# Cutting a cube into 6 tetrahedra

In the first lecture we have stacked steel balls onto each other and seen that for a tetrahedron the number of steel balls grows like g(n)= n(n+1)(n+2)/6. You have proven this in the worksheet. The algebra showed that g(n)-g(n-1) = n(n+1)/2 gives the triangular numbers. The triangular numbers in turn are the sum of the first n integers and the area of the base triangle slice of the tetrahedron. You have essentially verified with this computation that the volume of a tetrahedron is base area times height/3. The base area was n(n+1)/2 which is essentially length squared divided by 2, the area of a triangle of length n. If you imagine n to be large (each steel ball is an atom), we really compute area and volume and since g(n) is n^{3}/6 plus terms n times smaller, we have verified using basic algebra only an important formula in geometry. Below is an animation which gives a geometric argument why the volume grows like that.
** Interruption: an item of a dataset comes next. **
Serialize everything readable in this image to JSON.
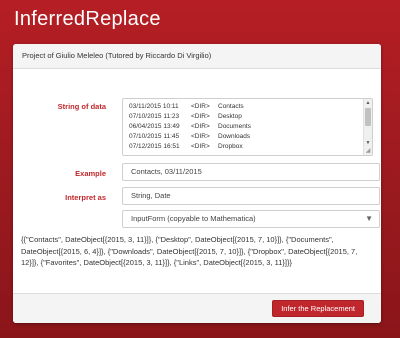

The Egyptians or Greeks could derived it like this. They lacked the notion of

**function**however, which deprived them from discovering calculus. Our first lecture on calculus could well have been a piece of calculus thousand years before it was discovered. An other Archimedes would have been needed. It could well have happened if not war would have destroyed these cultures. Or maybe Archimedes was just working on it, when he was killed drawing into the sand.